下面这个目录在/atf/drivers/io/目录下
存储类型
针对各个存储类型,使用枚举类型进行定义
IO_TYPE_SEMIHOSTING 半主机设备,如加载镜像通过文件名读取数据
IO_TYPE_MEMMAP 内存文件设备,如加载镜像从内存中读取数据
IO_TYPE_BLOCK 块设备,以块为单位读写设备,如SD、EMMC等
IO_TYPE_MTD MTD设备,如NAND/NOR FLASH,通常基于扇区进行访问
IO_TYPE_ENCRYPTED 加密设备,TF-A把加密的镜像抽象层加密设备
描述规范:
io_file_spec 用户访问类似文件的实体,比如Flash上的文件系统中的文件
io_uuid_spec 用户访问使用UUID访问的数据
io_block_spec 用于访问块设备
/* File specification - used to refer to data on a device supporting file-like
* entities */
typedef struct io_file_spec {
const char *path;
unsigned int mode;
} io_file_spec_t;
/* UUID specification - used to refer to data accessed using UUIDs (i.e. FIP
* images) */
typedef struct io_uuid_spec {
uuid_t uuid;
} io_uuid_spec_t;
/* Block specification - used to refer to data on a device supporting
* block-like entities */
typedef struct io_block_spec {
size_t offset;
size_t length;
} io_block_spec_t;
在IO实体上的操作
操作 描述
io_open 打开IO实体
io_seek 寻找IO实体中的特定位置
io_size 确定IO实体的长度
io_read 从IO实体中读取数据
io_write 向IO实体中写入数据
io_close 关闭IO实体
函数原型:
/* Synchronous operations */
int io_open(uintptr_t dev_handle, const uintptr_t spec, uintptr_t *handle);
int io_seek(uintptr_t handle, io_seek_mode_t mode, signed long long offset);
int io_size(uintptr_t handle, size_t *length);
int io_read(uintptr_t handle, uintptr_t buffer, size_t length,
size_t *length_read);
int io_write(uintptr_t handle, const uintptr_t buffer, size_t length,
size_t *length_written);
int io_close(uintptr_t handle);
ATF中对IO存储框架的基于上面这些概念,实际抽象来自与以下的数据结构和操作
IO实体 io_entity
表示一个可访问的IO构造,例如一个文件,包含一个指向设备信息结构体的指针和一些设备相关的信息
/* Generic IO entity structure,representing an accessible IO construct on the
* device, such as a file */
typedef struct io_entity {
struct io_dev_info *dev_handle;
uintptr_t info;
} io_entity_t;
设备信息
io_dev_info结构体提供了设备特定的函数和添加驱动程序特定状态的方法。它包含一个指向设备函数结构体的指针和一些设备相关的信息。

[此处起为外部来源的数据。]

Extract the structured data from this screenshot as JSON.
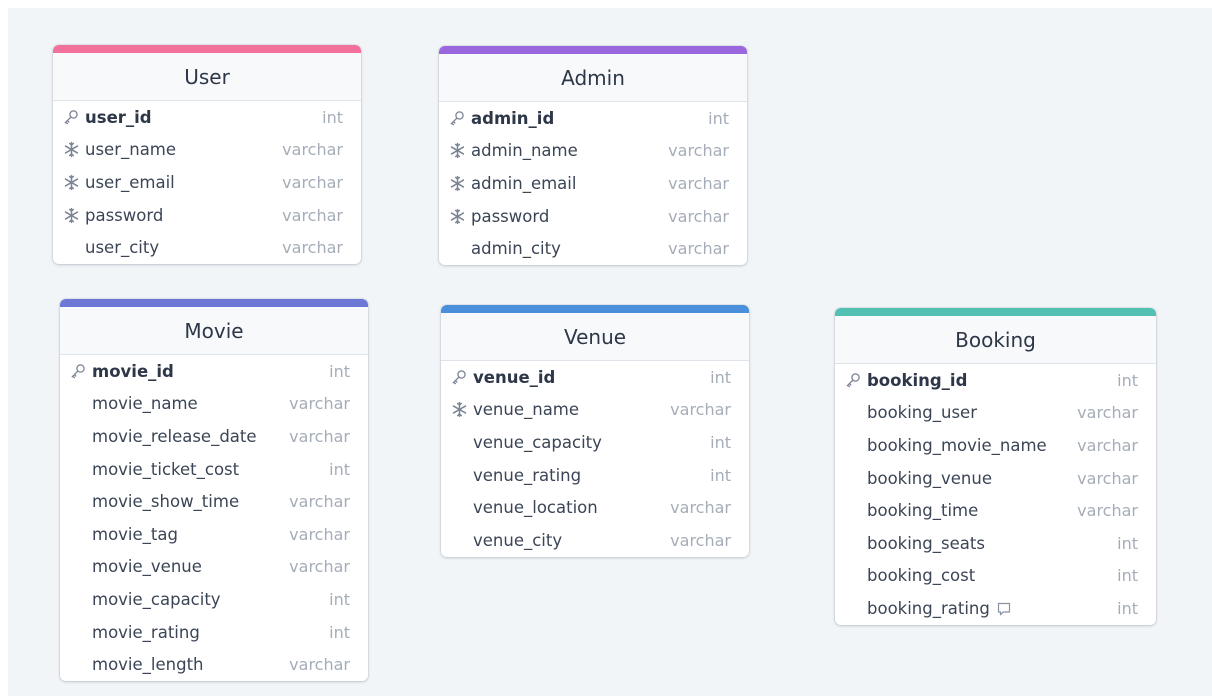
{
  "colors": {
    "user": "#f2719a",
    "admin": "#9966dd",
    "movie": "#6b78d6",
    "venue": "#4a8fdc",
    "booking": "#52c1b4"
  },
  "icons": {
    "primary_key": "key-icon",
    "unique": "snowflake-icon",
    "note": "note-icon"
  },
  "tables": [
    {
      "id": "user",
      "title": "User",
      "columns": [
        {
          "name": "user_id",
          "type": "int",
          "icon": "key"
        },
        {
          "name": "user_name",
          "type": "varchar",
          "icon": "snowflake"
        },
        {
          "name": "user_email",
          "type": "varchar",
          "icon": "snowflake"
        },
        {
          "name": "password",
          "type": "varchar",
          "icon": "snowflake"
        },
        {
          "name": "user_city",
          "type": "varchar",
          "icon": ""
        }
      ]
    },
    {
      "id": "admin",
      "title": "Admin",
      "columns": [
        {
          "name": "admin_id",
          "type": "int",
          "icon": "key"
        },
        {
          "name": "admin_name",
          "type": "varchar",
          "icon": "snowflake"
        },
        {
          "name": "admin_email",
          "type": "varchar",
          "icon": "snowflake"
        },
        {
          "name": "password",
          "type": "varchar",
          "icon": "snowflake"
        },
        {
          "name": "admin_city",
          "type": "varchar",
          "icon": ""
        }
      ]
    },
    {
      "id": "movie",
      "title": "Movie",
      "columns": [
        {
          "name": "movie_id",
          "type": "int",
          "icon": "key"
        },
        {
          "name": "movie_name",
          "type": "varchar",
          "icon": ""
        },
        {
          "name": "movie_release_date",
          "type": "varchar",
          "icon": ""
        },
        {
          "name": "movie_ticket_cost",
          "type": "int",
          "icon": ""
        },
        {
          "name": "movie_show_time",
          "type": "varchar",
          "icon": ""
        },
        {
          "name": "movie_tag",
          "type": "varchar",
          "icon": ""
        },
        {
          "name": "movie_venue",
          "type": "varchar",
          "icon": ""
        },
        {
          "name": "movie_capacity",
          "type": "int",
          "icon": ""
        },
        {
          "name": "movie_rating",
          "type": "int",
          "icon": ""
        },
        {
          "name": "movie_length",
          "type": "varchar",
          "icon": ""
        }
      ]
    },
    {
      "id": "venue",
      "title": "Venue",
      "columns": [
        {
          "name": "venue_id",
          "type": "int",
          "icon": "key"
        },
        {
          "name": "venue_name",
          "type": "varchar",
          "icon": "snowflake"
        },
        {
          "name": "venue_capacity",
          "type": "int",
          "icon": ""
        },
        {
          "name": "venue_rating",
          "type": "int",
          "icon": ""
        },
        {
          "name": "venue_location",
          "type": "varchar",
          "icon": ""
        },
        {
          "name": "venue_city",
          "type": "varchar",
          "icon": ""
        }
      ]
    },
    {
      "id": "booking",
      "title": "Booking",
      "columns": [
        {
          "name": "booking_id",
          "type": "int",
          "icon": "key"
        },
        {
          "name": "booking_user",
          "type": "varchar",
          "icon": ""
        },
        {
          "name": "booking_movie_name",
          "type": "varchar",
          "icon": ""
        },
        {
          "name": "booking_venue",
          "type": "varchar",
          "icon": ""
        },
        {
          "name": "booking_time",
          "type": "varchar",
          "icon": ""
        },
        {
          "name": "booking_seats",
          "type": "int",
          "icon": ""
        },
        {
          "name": "booking_cost",
          "type": "int",
          "icon": ""
        },
        {
          "name": "booking_rating",
          "type": "int",
          "icon": "",
          "note": true
        }
      ]
    }
  ]
}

/* Device info structure, providing device-specific functions and a means of
* adding driver-specific state */
typedef struct io_dev_info {
const struct io_dev_funcs *funcs;
uintptr_t info;
} io_dev_info_t;
设备连接
io_dev_connector结构体用于创建到设备的连接,它包含一个指向设备驱动程序打开函数的指针,该函数接受一个设备规范参数和一个指向设备信息结构体指针的指针。
/* Structure used to create a connection to a type of device */
typedef struct io_dev_connector {
/* dev_open opens a connection to a particular device driver */
int (*dev_open)(const uintptr_t dev_spec, io_dev_info_t **dev_info);
} io_dev_connector_t;
设备驱动的操作集
io_dev_funcs结构体包含了一些设备驱动程序的函数指针,用于操作设备,例如打开、读取、写入、关闭等。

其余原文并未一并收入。